Illegal immigrants can be deported, especially if they commit a crime. But if their crime is not a “crime involving moral turpitude,” then they can ask the Justice Department to exercise its discretion to keep them from being deported (for instance, because they have lived here a long time, their record is otherwise clean, their children are U.S. citizens, and so on). If it is a crime involving moral turpitude, then they can’t get such discretionary relief. You might like this rule, or prefer either a more illegal-immigrant-friendly or a more illegal-immigrant-hostile rule. But that’s the rule that Congress has created.
But what does “crime involving moral turpitude” mean? For instance, is using a false Social Security number a crime of moral turpitude? Wednesday’s 7th Circuit decision in Arias v. Lynch suggests that some such uses aren’t crimes of moral turpitude; crimes involving “moral turpitude,” the court concludes, are crimes that are “inherently base, vile, or depraved,” and
It seems inconsistent with the terms “base, vile, or depraved” to hold that an unauthorized immigrant who uses a false social security number so that she can hold a job, pay taxes, and support her family would be guilty of a crime involving moral turpitude, while an unauthorized immigrant who is paid solely in cash under the table and does not pay any taxes would not necessarily be guilty of a crime involving moral turpitude. A rule that all crimes that involve any element of deception categorically involve moral turpitude would produce results at odds with the accepted definition of moral turpitude as conduct that is “inherently base, vile, or depraved.” At the same time, there is significant precedent indicating that deceptive conduct is morally turpitudinous.
The court, though, does not “try to resolve this conflict definitively in this case,” because it concludes that the Board of Immigration Appeals has to reevaluate its rule for applying the “involving moral turpitude” standard in light of a 2015 attorney general decision.
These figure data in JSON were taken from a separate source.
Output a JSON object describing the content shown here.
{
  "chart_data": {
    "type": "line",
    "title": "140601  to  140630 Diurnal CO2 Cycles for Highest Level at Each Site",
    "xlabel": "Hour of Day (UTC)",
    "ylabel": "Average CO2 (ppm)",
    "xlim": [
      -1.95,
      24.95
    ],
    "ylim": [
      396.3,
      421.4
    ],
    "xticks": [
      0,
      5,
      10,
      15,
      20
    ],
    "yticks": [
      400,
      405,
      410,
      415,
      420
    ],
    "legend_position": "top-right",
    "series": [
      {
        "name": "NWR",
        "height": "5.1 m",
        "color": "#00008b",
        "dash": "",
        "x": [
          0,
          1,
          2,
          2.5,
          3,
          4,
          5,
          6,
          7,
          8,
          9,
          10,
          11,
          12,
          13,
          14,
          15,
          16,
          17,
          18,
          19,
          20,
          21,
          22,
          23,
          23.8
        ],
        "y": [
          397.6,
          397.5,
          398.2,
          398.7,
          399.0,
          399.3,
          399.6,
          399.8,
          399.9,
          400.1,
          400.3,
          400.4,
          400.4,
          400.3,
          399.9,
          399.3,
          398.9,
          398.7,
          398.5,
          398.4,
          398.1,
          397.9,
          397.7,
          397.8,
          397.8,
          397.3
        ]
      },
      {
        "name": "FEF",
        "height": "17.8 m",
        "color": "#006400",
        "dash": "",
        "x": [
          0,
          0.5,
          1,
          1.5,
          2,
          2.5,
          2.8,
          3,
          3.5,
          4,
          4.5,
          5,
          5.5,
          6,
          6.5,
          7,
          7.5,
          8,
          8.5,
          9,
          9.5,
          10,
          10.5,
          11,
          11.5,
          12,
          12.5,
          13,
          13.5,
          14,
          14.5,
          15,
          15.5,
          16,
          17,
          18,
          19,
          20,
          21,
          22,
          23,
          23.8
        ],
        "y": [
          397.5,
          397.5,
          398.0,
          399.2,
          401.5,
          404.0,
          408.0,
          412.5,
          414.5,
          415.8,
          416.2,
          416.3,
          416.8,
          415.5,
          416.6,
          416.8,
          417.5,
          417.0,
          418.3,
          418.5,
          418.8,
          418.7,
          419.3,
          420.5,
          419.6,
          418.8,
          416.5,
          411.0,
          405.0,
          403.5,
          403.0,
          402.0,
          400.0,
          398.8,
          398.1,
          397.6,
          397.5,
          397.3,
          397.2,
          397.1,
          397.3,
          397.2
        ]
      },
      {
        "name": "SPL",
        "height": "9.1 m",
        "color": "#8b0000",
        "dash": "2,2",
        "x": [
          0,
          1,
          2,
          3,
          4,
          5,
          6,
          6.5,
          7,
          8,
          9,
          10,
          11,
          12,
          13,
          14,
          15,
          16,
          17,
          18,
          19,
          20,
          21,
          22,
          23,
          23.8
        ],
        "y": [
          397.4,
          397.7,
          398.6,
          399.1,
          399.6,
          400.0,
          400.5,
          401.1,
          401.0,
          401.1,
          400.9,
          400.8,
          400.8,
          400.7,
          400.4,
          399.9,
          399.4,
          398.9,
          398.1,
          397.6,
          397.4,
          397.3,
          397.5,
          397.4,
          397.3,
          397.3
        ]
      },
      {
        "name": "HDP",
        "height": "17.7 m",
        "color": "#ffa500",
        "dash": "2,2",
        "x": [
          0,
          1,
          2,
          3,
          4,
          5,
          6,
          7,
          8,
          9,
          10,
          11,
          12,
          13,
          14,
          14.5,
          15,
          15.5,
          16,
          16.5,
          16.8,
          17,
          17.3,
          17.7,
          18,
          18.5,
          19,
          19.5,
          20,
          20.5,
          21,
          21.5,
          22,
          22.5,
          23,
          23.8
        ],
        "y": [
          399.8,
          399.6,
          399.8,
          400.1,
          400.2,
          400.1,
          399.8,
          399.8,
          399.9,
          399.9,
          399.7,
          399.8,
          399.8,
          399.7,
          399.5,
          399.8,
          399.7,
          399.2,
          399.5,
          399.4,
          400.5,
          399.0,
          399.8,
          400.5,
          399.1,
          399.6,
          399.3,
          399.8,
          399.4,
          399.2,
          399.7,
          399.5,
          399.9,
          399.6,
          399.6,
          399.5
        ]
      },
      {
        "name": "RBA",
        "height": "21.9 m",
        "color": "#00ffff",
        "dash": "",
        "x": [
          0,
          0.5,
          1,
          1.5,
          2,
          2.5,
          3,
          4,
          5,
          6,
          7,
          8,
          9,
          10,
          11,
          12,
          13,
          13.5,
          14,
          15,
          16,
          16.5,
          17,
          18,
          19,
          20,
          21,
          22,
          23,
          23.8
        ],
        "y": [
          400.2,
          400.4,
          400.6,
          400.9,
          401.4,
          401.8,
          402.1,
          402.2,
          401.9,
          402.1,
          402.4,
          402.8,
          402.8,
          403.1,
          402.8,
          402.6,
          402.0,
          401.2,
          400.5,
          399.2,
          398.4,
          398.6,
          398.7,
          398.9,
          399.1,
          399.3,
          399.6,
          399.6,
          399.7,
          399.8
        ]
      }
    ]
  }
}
So the 7th Circuit doesn’t squarely decide whether to go with the 5th and 8th Circuits (which have held that use of false Social Security numbers is a crime involving moral turpitude) or the 9th Circuit (which has held the opposite).
If you think that there’s something dicey about a statute that involves such a vague term, with so much at stake, you’re not alone: Judge Posner wrote a long concurring opinion sharply condemning the “moral turpitude” standard. “It is preposterous that that stale, antiquated, and, worse, meaningless phrase should continue to be a part of American law.” “What does ‘inherently base, vile, or depraved’ — words that have virtually dropped from the vocabulary of modern Americans — mean … ?” And Judge Posner concludes that, given that the test is the law, it should at least be limited in cases like this to false statements aimed at fraudulently getting money, and not to deception generally: “Although convicted of a crime against the government, the petitioner … was not seeking any money from the government. So far as appears her crime harmed no one, least of all the government though it is the ‘victim’ of her crime.” (She was using a made-up number, not the number of someone else.)
Of course, whether the crime indeed “harmed no one” depends a lot on your view of work by illegal immigrants, and whether it indeed harms the American citizens and permanent residents with whom they are competing. I take it, though, that Judge Posner’s response would be that the “moral turpitude” standard requires courts to make such judgments based on their own sense of what qualifies as sufficiently harmful behavior; and if Congress disagrees, and wants to mandate deportation of all illegal immigrants, or of all illegal immigrants who use false Social Security numbers, it should say so clearly.